21. Now refresh the AWS Workspaces console once again, and you will see that the user is no longer there.
22. In this way, you can manage your AWS Managed Microsoft AD.
23. Why WorkSpace..?
AWS Workspaces offers a robust solution for testing and managing users with AWS Managed AD. One of the primary reasons for using AWS Workspaces is its ability to provide isolated and consistent virtual environments. This setup allows you to create, manage, and test user accounts and permissions in a secure and controlled manner without affecting your primary systems.
Workspaces enable you to simulate various user scenarios and configurations, ensuring that changes to user management in AWS Managed AD are properly tested before implementation. This isolation helps in identifying and resolving potential issues in a risk-free environment, thereby enhancing the reliability and security of your user management processes.
Furthermore, AWS Workspaces simplifies the management of user environments by offering flexibility and scalability.
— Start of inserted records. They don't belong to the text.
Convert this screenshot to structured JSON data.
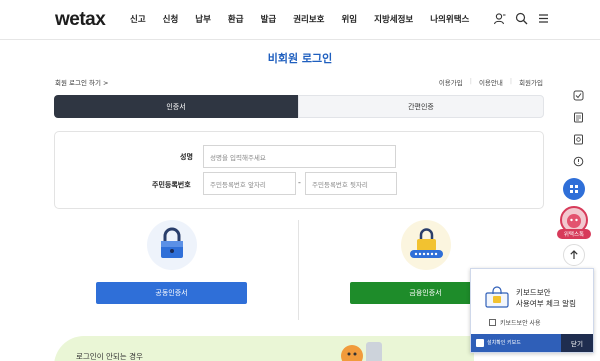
{
  "header": {
    "logo": "wetax",
    "nav": [
      "신고",
      "신청",
      "납부",
      "환급",
      "발급",
      "권리보호",
      "위임",
      "지방세정보",
      "나의위택스"
    ],
    "icons": [
      "user-icon",
      "search-icon",
      "menu-icon"
    ]
  },
  "page_title": "비회원 로그인",
  "find_link": "회원 로그인 하기 >",
  "top_links": [
    "이용가입",
    "이용안내",
    "회원가입"
  ],
  "tabs": {
    "active": "인증서",
    "inactive": "간편인증"
  },
  "form": {
    "name_label": "성명",
    "name_placeholder": "성명을 입력해주세요",
    "rrn_label": "주민등록번호",
    "rrn_first_placeholder": "주민등록번호 앞자리",
    "rrn_dash": "-",
    "rrn_second_placeholder": "주민등록번호 뒷자리"
  },
  "certs": {
    "public_button": "공동인증서",
    "financial_button": "금융인증서"
  },
  "banner": {
    "text": "로그인이 안되는 경우"
  },
  "quick_menu": {
    "icons": [
      "shortcut-1-icon",
      "shortcut-2-icon",
      "shortcut-3-icon",
      "shortcut-4-icon"
    ],
    "badge_label": "위택스톡"
  },
  "keyboard_popup": {
    "title_line1": "키보드보안",
    "title_line2": "사용여부 체크 알림",
    "checkbox_label": "키보드보안 사용",
    "bar_label": "설치확인 키보드",
    "close": "닫기"
  },
  "colors": {
    "brand_blue": "#1f5fbf",
    "button_blue": "#2f6fd8",
    "button_green": "#1e8c2a",
    "tab_dark": "#2f3642"
  }
}
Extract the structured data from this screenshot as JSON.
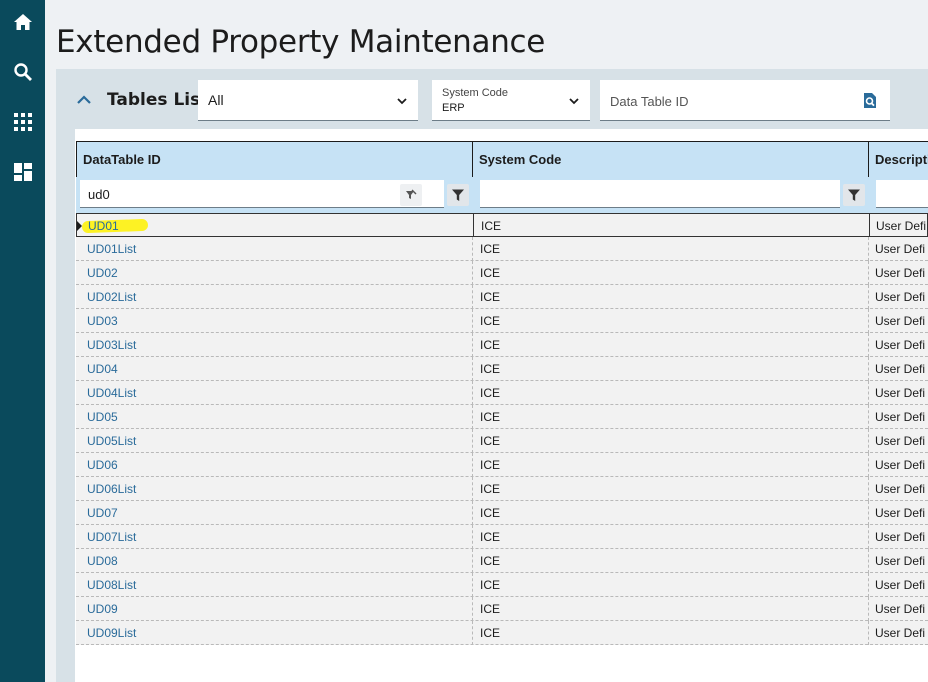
{
  "page": {
    "title": "Extended Property Maintenance"
  },
  "rail": {
    "icons": [
      "home-icon",
      "search-icon",
      "apps-grid-icon",
      "dashboard-icon"
    ]
  },
  "panel": {
    "heading": "Tables List",
    "filter_select": {
      "value": "All"
    },
    "system_code": {
      "label": "System Code",
      "value": "ERP"
    },
    "data_table_id": {
      "placeholder": "Data Table ID"
    }
  },
  "grid": {
    "columns": [
      "DataTable ID",
      "System Code",
      "Descripti"
    ],
    "filter_value": "ud0",
    "rows": [
      {
        "id": "UD01",
        "system": "ICE",
        "desc": "User Defi"
      },
      {
        "id": "UD01List",
        "system": "ICE",
        "desc": "User Defi"
      },
      {
        "id": "UD02",
        "system": "ICE",
        "desc": "User Defi"
      },
      {
        "id": "UD02List",
        "system": "ICE",
        "desc": "User Defi"
      },
      {
        "id": "UD03",
        "system": "ICE",
        "desc": "User Defi"
      },
      {
        "id": "UD03List",
        "system": "ICE",
        "desc": "User Defi"
      },
      {
        "id": "UD04",
        "system": "ICE",
        "desc": "User Defi"
      },
      {
        "id": "UD04List",
        "system": "ICE",
        "desc": "User Defi"
      },
      {
        "id": "UD05",
        "system": "ICE",
        "desc": "User Defi"
      },
      {
        "id": "UD05List",
        "system": "ICE",
        "desc": "User Defi"
      },
      {
        "id": "UD06",
        "system": "ICE",
        "desc": "User Defi"
      },
      {
        "id": "UD06List",
        "system": "ICE",
        "desc": "User Defi"
      },
      {
        "id": "UD07",
        "system": "ICE",
        "desc": "User Defi"
      },
      {
        "id": "UD07List",
        "system": "ICE",
        "desc": "User Defi"
      },
      {
        "id": "UD08",
        "system": "ICE",
        "desc": "User Defi"
      },
      {
        "id": "UD08List",
        "system": "ICE",
        "desc": "User Defi"
      },
      {
        "id": "UD09",
        "system": "ICE",
        "desc": "User Defi"
      },
      {
        "id": "UD09List",
        "system": "ICE",
        "desc": "User Defi"
      }
    ],
    "selected_row": 0
  },
  "colors": {
    "rail": "#0a4a5c",
    "header": "#c6e2f5",
    "link": "#2a6b9a",
    "highlight": "#fff200"
  }
}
You can quickly spin up or tear down virtual desktops as needed, ensuring that you have the right resources available for different testing phases.
Conclusion
By leveraging AWS Managed Microsoft AD and AWS Workspaces, you can streamline your user management processes and ensure a secure and efficient environment for testing and administrative tasks. AWS Managed AD simplifies user and group management in the cloud, while AWS Workspaces provides a flexible and controlled platform for testing changes without disrupting your primary systems. Implementing these tools together enhances your ability to manage users effectively, supports better security practices, and optimizes your IT operations. As you integrate these solutions, you’ll find that maintaining a robust and secure user management system becomes a more manageable and reliable task.